(Associated Press) Chechen extremists have released a video apparently threatening to attack the upcoming Sochi Olympics.
In the video, posted on a Chechen extremist site, two men in front of a black jihad flag and holding AKMS rifles explain the attacks will be their revenge for "all the Muslim blood that is shed every day around the world".
"We'll have a surprise package for you," one of the men said.
"And those tourists that will come to you, for them, too, we have a surprise. If it happens [the Olympics], we'll have a surprise for you."
The men said visitors attending the Olympics would not be safe as long as Russian forces occupied the North Caucasus region near Sochi.
The video also showed footage of two suicide bomb blasts last month at a busy train station in Volgograd.
It comes the day before the Olympic torch relay is due to go through the city.
Putin's assurance for gay athletes
Meanwhile President Vladimir Putin has assured gay athletes and fans attending the Games they will not face discrimination.
But the leader also defended Russia's anti-gay law by equating gays with pedophiles and said Russia needs to "cleanse" itself of homosexuality if it wants to increase its birth rate.
"There are no fears for people with this nontraditional orientation who plan to come to Sochi as guests or participants," Mr Putin declared in a TV interview.
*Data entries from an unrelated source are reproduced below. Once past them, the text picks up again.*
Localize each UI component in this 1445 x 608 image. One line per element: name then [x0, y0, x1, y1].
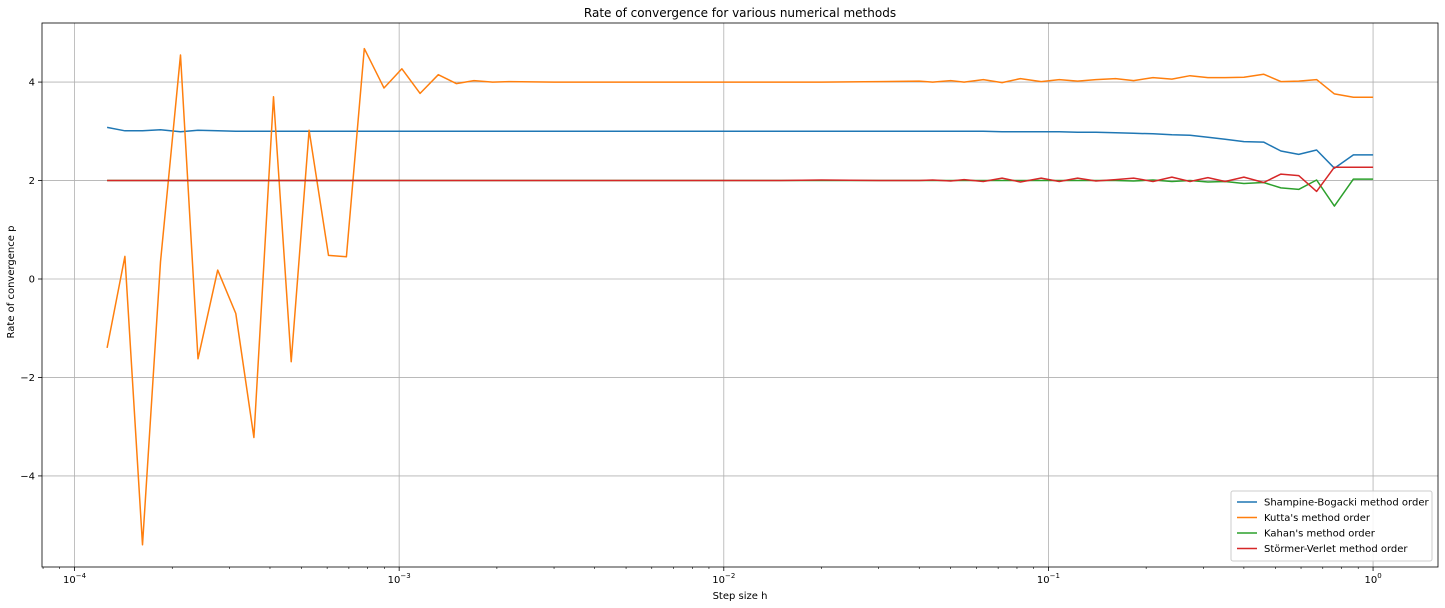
y-tick-label: −4: [20, 471, 35, 482]
series-line-1: [106, 47, 1374, 546]
legend: Shampine-Bogacki method order Kutta's met…: [1230, 490, 1433, 562]
grid: [42, 23, 1438, 567]
y-tick-label: 2: [29, 176, 35, 187]
legend-box: [1230, 490, 1433, 562]
y-tick-label: −2: [20, 373, 35, 384]
legend-entry: Kutta's method order: [1264, 513, 1371, 524]
series-line-3: [107, 166, 1374, 193]
legend-entry: Störmer-Verlet method order: [1264, 544, 1408, 555]
legend-entry: Kahan's method order: [1264, 529, 1376, 540]
chart-title: Rate of convergence for various numerica…: [584, 6, 896, 20]
x-tick-label: 100: [1364, 572, 1381, 586]
axis-ticks: 10−4 10−3 10−2 10−1 100 −4 −2 0 2 4: [20, 78, 1381, 586]
x-tick-label: 10−3: [388, 572, 411, 586]
series-line-2: [107, 178, 1374, 207]
y-tick-label: 4: [29, 78, 35, 89]
x-axis-label: Step size h: [713, 591, 768, 602]
legend-entry: Shampine-Bogacki method order: [1264, 498, 1429, 509]
x-tick-label: 10−4: [63, 572, 87, 586]
y-axis-label: Rate of convergence p: [6, 226, 17, 339]
x-tick-label: 10−2: [712, 572, 735, 586]
y-tick-label: 0: [29, 275, 35, 286]
series-line-0: [106, 126, 1374, 169]
x-tick-label: 10−1: [1037, 572, 1060, 586]
plot-frame: [41, 22, 1439, 568]
series-lines: [106, 47, 1374, 546]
He said the law was aimed at banning propaganda of homosexuality and paedophilia, suggesting that gays are more likely to abuse children.
Making another favourite argument against homosexuality, Mr Putin noted with pride that Russia saw more births than deaths last year for the first time in two decades. Population growth is vital for Russia's development and "anything that gets in the way of that we should clean up," he said, using a word usually reserved for military operations.
The law on propaganda has been used to justify barring gay pride rallies on the grounds that children might see them. This has raised the question of how athletes and fans would be treated for any gay-rights protests during the Olympics.
When asked about this, Putin said protests against the law itself would not be considered propaganda.
The Sochi Winter Olympics run February 7-23.